A sigla IR poderia muito bem ser “Indignação Recorrente”. Porque, na prática, não é um tributo. É um sequestro consentido. Você trabalha, paga contas, economiza e o governo aparece, toma uma baita fatia e lhe diz: “Confia em mim, que eu sei o que fazer com isso”. Mas a única coisa que faz, de fato, é gastar muito. Mal e porcamente. Sempre consigo mesmo – e cada vez mais.
O Senado, por exemplo, acaba de aprovar um generoso reajuste para seus servidores. Coisa fina. O impacto: R$ 75 bilhões até 2027. Isso mesmo! Setenta e cinco bilhões de reais. Para dar aumento a uma elite de funcionários públicos que já vive em outra galáxia salarial. Enquanto isso, o país afunda em filas do SUS, escolas sem professor, estradas esburacadas e insegurança pública.
Pague ou “teje preso”
O brasileiro comum paga a conta. E nem direito à reclamação tem: ou declara ou é multado. E se omite, vira bandido. A Câmara dos Deputados, aquela usina de gastos e projetos inúteis, aprovou a criação de mais 34 vagas. Mais assessores, mais verbas de gabinete, mais carros oficiais, mais salários, mais penduricalhos. Eis um dos motivos para o Estado nos levar, na mão grande, nossas horas de sangue, suor e lágrimas.
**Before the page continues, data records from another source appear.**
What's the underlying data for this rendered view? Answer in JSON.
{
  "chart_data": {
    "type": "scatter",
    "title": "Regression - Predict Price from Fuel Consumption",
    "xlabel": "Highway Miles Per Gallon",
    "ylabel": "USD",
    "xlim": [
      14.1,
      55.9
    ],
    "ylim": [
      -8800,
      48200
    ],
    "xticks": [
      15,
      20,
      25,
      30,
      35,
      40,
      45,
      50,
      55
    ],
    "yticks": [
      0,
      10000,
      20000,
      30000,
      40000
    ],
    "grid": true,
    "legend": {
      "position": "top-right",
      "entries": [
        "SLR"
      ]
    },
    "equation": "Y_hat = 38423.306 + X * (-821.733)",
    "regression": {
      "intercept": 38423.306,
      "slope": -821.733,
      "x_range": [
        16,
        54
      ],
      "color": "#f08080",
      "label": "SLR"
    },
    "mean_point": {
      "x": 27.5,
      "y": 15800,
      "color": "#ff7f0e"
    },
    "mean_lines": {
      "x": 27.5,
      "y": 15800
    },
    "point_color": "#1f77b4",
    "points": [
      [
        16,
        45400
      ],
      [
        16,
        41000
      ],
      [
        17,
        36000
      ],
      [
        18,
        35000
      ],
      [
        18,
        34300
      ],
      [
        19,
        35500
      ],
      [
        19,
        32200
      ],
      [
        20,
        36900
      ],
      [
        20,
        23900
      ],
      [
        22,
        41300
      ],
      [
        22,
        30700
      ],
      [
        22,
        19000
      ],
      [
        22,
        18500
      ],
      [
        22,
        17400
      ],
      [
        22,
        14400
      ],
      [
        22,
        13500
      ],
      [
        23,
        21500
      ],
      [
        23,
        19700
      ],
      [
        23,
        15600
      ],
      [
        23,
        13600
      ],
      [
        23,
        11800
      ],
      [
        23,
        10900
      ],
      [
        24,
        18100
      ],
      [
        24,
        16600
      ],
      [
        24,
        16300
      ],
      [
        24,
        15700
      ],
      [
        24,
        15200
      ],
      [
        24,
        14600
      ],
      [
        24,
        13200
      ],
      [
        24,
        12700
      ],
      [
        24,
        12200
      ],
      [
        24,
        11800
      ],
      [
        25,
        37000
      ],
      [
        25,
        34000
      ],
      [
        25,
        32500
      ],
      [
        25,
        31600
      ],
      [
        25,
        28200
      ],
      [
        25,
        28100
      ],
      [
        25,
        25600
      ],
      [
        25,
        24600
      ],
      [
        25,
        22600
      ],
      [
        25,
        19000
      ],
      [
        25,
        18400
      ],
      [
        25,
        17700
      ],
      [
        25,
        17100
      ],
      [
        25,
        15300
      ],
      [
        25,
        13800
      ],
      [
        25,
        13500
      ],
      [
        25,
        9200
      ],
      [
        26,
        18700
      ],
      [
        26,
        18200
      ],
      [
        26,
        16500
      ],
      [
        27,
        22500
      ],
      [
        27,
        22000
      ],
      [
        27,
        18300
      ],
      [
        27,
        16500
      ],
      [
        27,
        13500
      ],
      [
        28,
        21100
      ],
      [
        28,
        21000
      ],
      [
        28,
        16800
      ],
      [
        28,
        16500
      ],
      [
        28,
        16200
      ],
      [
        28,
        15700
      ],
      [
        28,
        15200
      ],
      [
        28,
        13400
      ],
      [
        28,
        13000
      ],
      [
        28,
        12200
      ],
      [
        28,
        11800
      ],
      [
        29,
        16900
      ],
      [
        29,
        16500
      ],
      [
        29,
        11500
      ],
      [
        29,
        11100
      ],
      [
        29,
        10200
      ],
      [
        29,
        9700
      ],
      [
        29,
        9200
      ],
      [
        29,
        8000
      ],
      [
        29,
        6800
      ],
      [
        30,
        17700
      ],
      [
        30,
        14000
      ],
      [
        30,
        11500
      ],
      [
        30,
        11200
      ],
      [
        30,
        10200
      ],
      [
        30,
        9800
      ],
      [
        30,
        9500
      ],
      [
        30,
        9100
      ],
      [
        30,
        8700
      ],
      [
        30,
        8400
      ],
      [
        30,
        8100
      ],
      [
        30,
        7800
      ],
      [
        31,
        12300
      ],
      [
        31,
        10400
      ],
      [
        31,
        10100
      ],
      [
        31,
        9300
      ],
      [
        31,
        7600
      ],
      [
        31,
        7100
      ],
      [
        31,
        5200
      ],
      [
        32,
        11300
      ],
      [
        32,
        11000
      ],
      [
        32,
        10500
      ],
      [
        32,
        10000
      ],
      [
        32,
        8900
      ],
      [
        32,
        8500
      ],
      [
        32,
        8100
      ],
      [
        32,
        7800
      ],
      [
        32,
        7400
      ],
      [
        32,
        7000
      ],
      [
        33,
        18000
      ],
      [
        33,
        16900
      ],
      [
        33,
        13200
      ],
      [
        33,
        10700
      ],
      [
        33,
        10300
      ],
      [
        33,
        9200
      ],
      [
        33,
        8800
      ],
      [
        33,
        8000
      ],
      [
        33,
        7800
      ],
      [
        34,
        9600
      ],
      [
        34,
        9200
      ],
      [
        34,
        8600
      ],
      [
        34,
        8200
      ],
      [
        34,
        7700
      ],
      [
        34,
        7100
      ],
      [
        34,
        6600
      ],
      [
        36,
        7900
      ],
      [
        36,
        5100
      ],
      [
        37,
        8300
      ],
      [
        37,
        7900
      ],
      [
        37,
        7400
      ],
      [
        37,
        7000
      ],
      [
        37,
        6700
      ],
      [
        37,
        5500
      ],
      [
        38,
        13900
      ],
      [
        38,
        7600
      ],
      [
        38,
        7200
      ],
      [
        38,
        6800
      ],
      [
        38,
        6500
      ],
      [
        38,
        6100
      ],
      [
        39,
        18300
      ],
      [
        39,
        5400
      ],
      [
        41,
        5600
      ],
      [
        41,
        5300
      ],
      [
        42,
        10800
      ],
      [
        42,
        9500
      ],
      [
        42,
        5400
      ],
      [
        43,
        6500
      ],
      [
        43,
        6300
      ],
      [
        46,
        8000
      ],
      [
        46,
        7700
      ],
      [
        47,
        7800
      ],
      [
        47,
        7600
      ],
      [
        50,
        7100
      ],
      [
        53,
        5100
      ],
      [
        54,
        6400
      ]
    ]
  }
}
Daí, enquanto o número de parlamentares aumenta, o número de brasileiros que conseguem pagar as contas diminui. A carga tributária já consome quase 35% do PIB, uma das maiores do planeta. Trabalhamos cinco meses por ano apenas para sustentar a máquina pública, mas o retorno é de país falido: falido moralmente, eticamente, estruturalmente.
O Estado brasileiro não é apenas pesado. É obeso mórbido. Vive entubado no populismo fiscal, viciado em arrecadar mais para bancar privilégios, não para entregar serviços. Cada centavo que você declara está, na prática, financiando esse descontrole. Se o cidadão comum cometesse com seu próprio dinheiro 1% dos abusos que o governo comete com o dinheiro alheio, já estaria quebrado e preso. Mas, em Banânia, quem não paga imposto é criminoso. Quem desperdiça, é autoridade.